Saturday, September 18

Kansas Policy Institute on Kansas budget

From Kansas Policy Institute.

KPI on Budget: Spending Records Still Being Set, Savings Good, but Still Room For More

January 15, 2015 — Wichita — Dave Trabert, president of Kansas Policy Institute, offered the following statement in response to the release of Gov. Brownback’s most recent budget:

On spending: “We’re very encouraged by the proposed spending reductions from this year’s record-setting level. Some may decry the changes but it should be noted that FY 2016 and FY 2017 will still be higher than any year prior to the current year. And there is still room for improvement. Proposed FY 2017 spending will be $547 million greater than if 2004 spending is adjusted for inflation.”

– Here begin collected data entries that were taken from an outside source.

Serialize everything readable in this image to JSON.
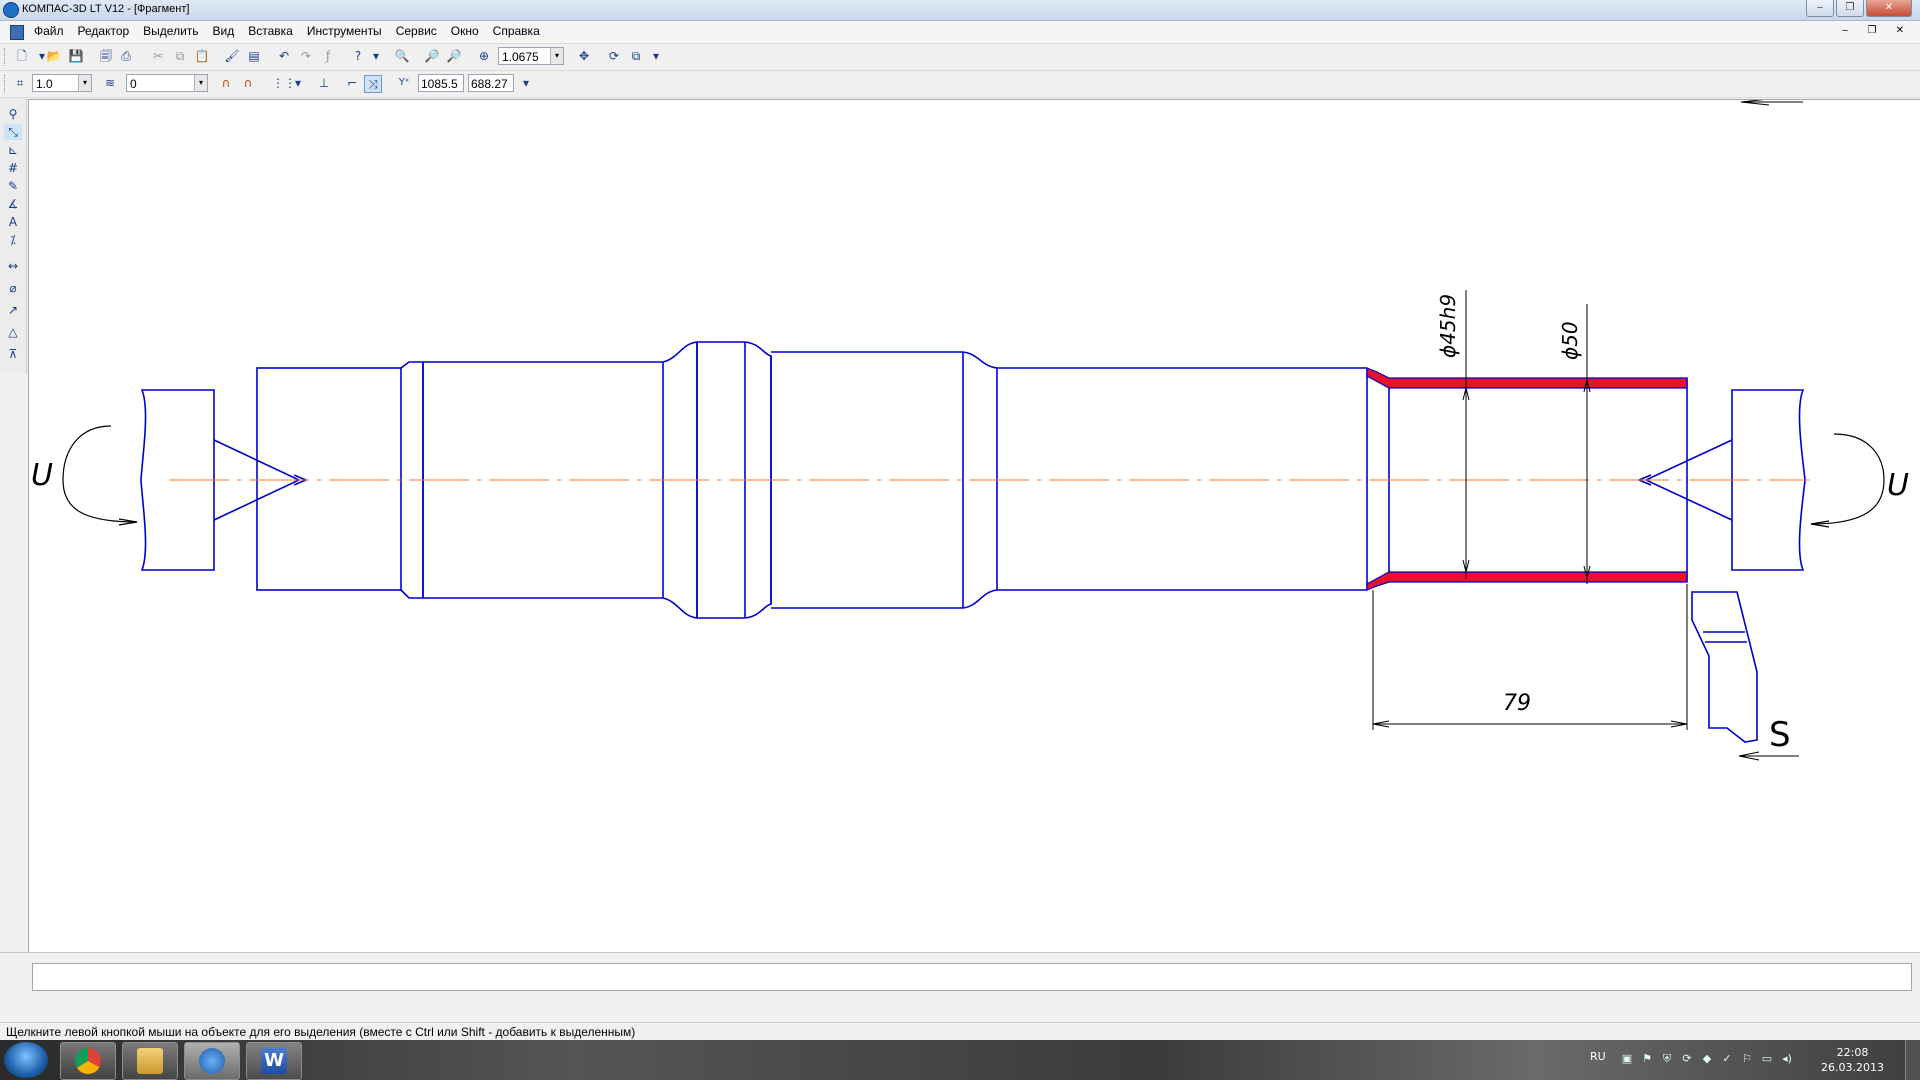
{
  "window": {
    "title": "КОМПАС-3D LT V12 - [Фрагмент]",
    "buttons": [
      "‒",
      "❐",
      "✕"
    ]
  },
  "menu": {
    "items": [
      "Файл",
      "Редактор",
      "Выделить",
      "Вид",
      "Вставка",
      "Инструменты",
      "Сервис",
      "Окно",
      "Справка"
    ],
    "mdi_controls": "‒ ❐ ✕"
  },
  "toolbar_main": {
    "zoom_value": "1.0675"
  },
  "toolbar_current": {
    "step_value": "1.0",
    "layer_value": "0",
    "coord_x": "1085.5",
    "coord_y": "688.27",
    "coord_prefix": "ˣ"
  },
  "drawing": {
    "dim_diameter_1": "ϕ45h9",
    "dim_diameter_2": "ϕ50",
    "dim_length": "79",
    "label_u_left": "U",
    "label_u_right": "U",
    "label_s": "S",
    "colors": {
      "outline": "#0000cc",
      "axis": "#f07820",
      "machined_layer": "#e8102a",
      "dimension": "#000000"
    }
  },
  "statusbar": {
    "message": "Щелкните левой кнопкой мыши на объекте для его выделения (вместе с Ctrl или Shift - добавить к выделенным)"
  },
  "taskbar": {
    "apps": [
      "start-button",
      "chrome",
      "explorer",
      "kompas",
      "word"
    ],
    "language": "RU",
    "time": "22:08",
    "date": "26.03.2013"
  }
}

On KPERS: “Taking out new debt via bonds for KPERS is a non-starter unless it is explicitly tied to a larger reform of a 401(k)-style system for future government employees. This “defined contribution” plan would likely provide a better benefit for retirees, free taxpayers from the burden of pension debt, and honor the promises our state has made to those already in KPERS – maybe even allowing for COLAs in the future.”

Below is Trabert’s statement in regards to yesterday’s State of the State address:

Overall Impressions: “Governing is solely about choices. Gov. Brownback made some good choices in his speech tonight and offered some that leave us with questions. Kansas is in this budget situation because of a choice made years ago — reforming taxes without cutting spending. Until we choose to deliver better government service at a better price we’ll be left with some of the false choices we’ve already seen bubble up in the legislature this year. It won’t be easy, but Gov. Brownback laid out some items this evening that move us in the right direction.”

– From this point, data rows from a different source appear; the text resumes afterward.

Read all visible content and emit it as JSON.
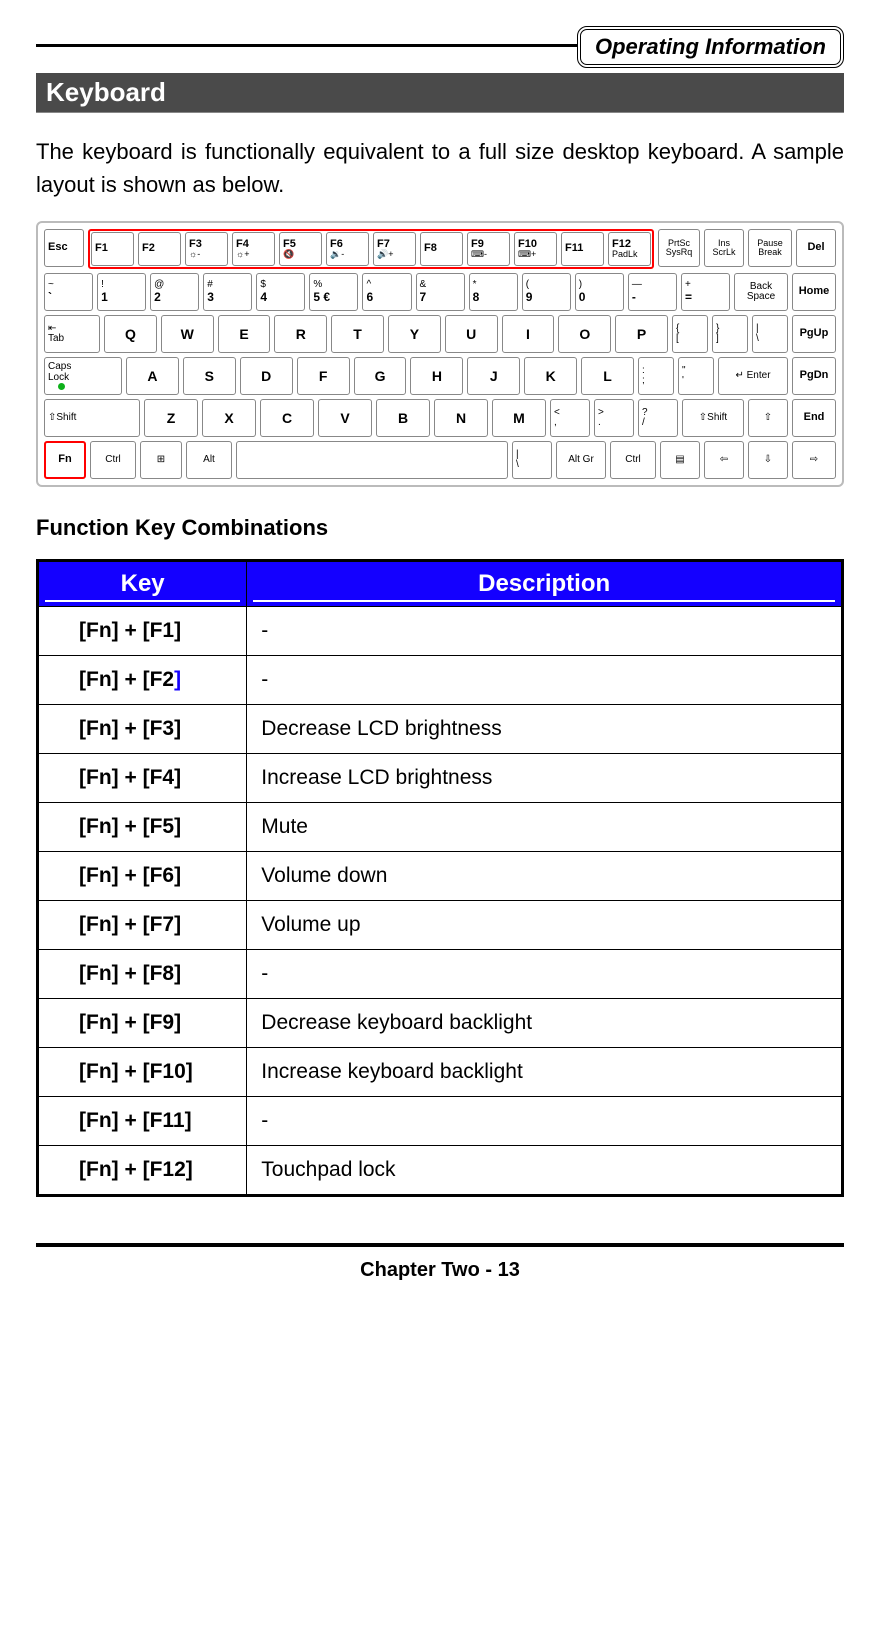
{
  "header": {
    "badge": "Operating Information"
  },
  "section": {
    "title": "Keyboard"
  },
  "intro": "The keyboard is functionally equivalent to a full size desktop keyboard. A sample layout is shown as below.",
  "keyboard": {
    "row0": {
      "esc": "Esc",
      "fkeys": [
        "F1",
        "F2",
        "F3",
        "F4",
        "F5",
        "F6",
        "F7",
        "F8",
        "F9",
        "F10",
        "F11",
        "F12"
      ],
      "fkey_sub": [
        "",
        "",
        "☼-",
        "☼+",
        "🔇",
        "🔉-",
        "🔊+",
        "",
        "⌨-",
        "⌨+",
        "",
        "PadLk"
      ],
      "prtsc": "PrtSc\nSysRq",
      "ins": "Ins\nScrLk",
      "pause": "Pause\nBreak",
      "del": "Del"
    },
    "row1": {
      "k": [
        [
          "~",
          "`"
        ],
        [
          "!",
          "1"
        ],
        [
          "@",
          "2"
        ],
        [
          "#",
          "3"
        ],
        [
          "$",
          "4"
        ],
        [
          "%",
          "5 €"
        ],
        [
          "^",
          "6"
        ],
        [
          "&",
          "7"
        ],
        [
          "*",
          "8"
        ],
        [
          "(",
          "9"
        ],
        [
          ")",
          "0"
        ],
        [
          "—",
          "-"
        ],
        [
          "+",
          "="
        ]
      ],
      "backspace": "Back\nSpace",
      "home": "Home"
    },
    "row2": {
      "tab": "⇤\nTab",
      "letters": [
        "Q",
        "W",
        "E",
        "R",
        "T",
        "Y",
        "U",
        "I",
        "O",
        "P"
      ],
      "brackets": [
        [
          "{",
          "["
        ],
        [
          "}",
          "]"
        ],
        [
          "|",
          "\\"
        ]
      ],
      "pgup": "PgUp"
    },
    "row3": {
      "caps": "Caps\nLock",
      "letters": [
        "A",
        "S",
        "D",
        "F",
        "G",
        "H",
        "J",
        "K",
        "L"
      ],
      "punc": [
        [
          ":",
          ";"
        ],
        [
          "\"",
          "'"
        ]
      ],
      "enter": "↵ Enter",
      "pgdn": "PgDn"
    },
    "row4": {
      "lshift": "⇧Shift",
      "letters": [
        "Z",
        "X",
        "C",
        "V",
        "B",
        "N",
        "M"
      ],
      "punc": [
        [
          "<",
          ","
        ],
        [
          ">",
          "."
        ],
        [
          "?",
          "/"
        ]
      ],
      "rshift": "⇧Shift",
      "up": "⇧",
      "end": "End"
    },
    "row5": {
      "fn": "Fn",
      "ctrl": "Ctrl",
      "win": "⊞",
      "alt": "Alt",
      "space": "",
      "backslash": [
        "|",
        "\\"
      ],
      "altgr": "Alt Gr",
      "rctrl": "Ctrl",
      "menu": "▤",
      "left": "⇦",
      "down": "⇩",
      "right": "⇨"
    }
  },
  "subheading": "Function Key Combinations",
  "table": {
    "headers": [
      "Key",
      "Description"
    ],
    "rows": [
      {
        "key": "[Fn] + [F1]",
        "desc": "-",
        "blue_end": false
      },
      {
        "key": "[Fn] + [F2]",
        "desc": "-",
        "blue_end": true
      },
      {
        "key": "[Fn] + [F3]",
        "desc": "Decrease LCD brightness",
        "blue_end": false
      },
      {
        "key": "[Fn] + [F4]",
        "desc": "Increase LCD brightness",
        "blue_end": false
      },
      {
        "key": "[Fn] + [F5]",
        "desc": "Mute",
        "blue_end": false
      },
      {
        "key": "[Fn] + [F6]",
        "desc": "Volume down",
        "blue_end": false
      },
      {
        "key": "[Fn] + [F7]",
        "desc": "Volume up",
        "blue_end": false
      },
      {
        "key": "[Fn] + [F8]",
        "desc": "-",
        "blue_end": false
      },
      {
        "key": "[Fn] + [F9]",
        "desc": "Decrease keyboard backlight",
        "blue_end": false
      },
      {
        "key": "[Fn] + [F10]",
        "desc": "Increase keyboard backlight",
        "blue_end": false
      },
      {
        "key": "[Fn] + [F11]",
        "desc": "-",
        "blue_end": false
      },
      {
        "key": "[Fn] + [F12]",
        "desc": "Touchpad lock",
        "blue_end": false
      }
    ]
  },
  "footer": "Chapter Two - 13"
}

On Taxes: “The governor is to be applauded for adhering to the key elements of Kansas’ new tax structure but we look forward to seeing more details in the days ahead. Before asking Kansans to give more money to government, the governor should push for more cost reductions and the use of unnecessary carryover cash reserves. It’s clear that Kansas does not have a revenue problem as 2014 tax revenue outpaced the growth of inflation over the past decade.”

On K-12 Finance: “A new, student-focused funding formula is long overdue and if block-granting K-12 funding is a bridge to a longer-term solution then we believe it is a step in the right direction. The current formula funds districts rather than students and is providing more money than is needed to efficiently operate schools. It is based on an old cost study that was deliberately skewed to produce inflated numbers and it is well-established that schools are not operating efficiently.”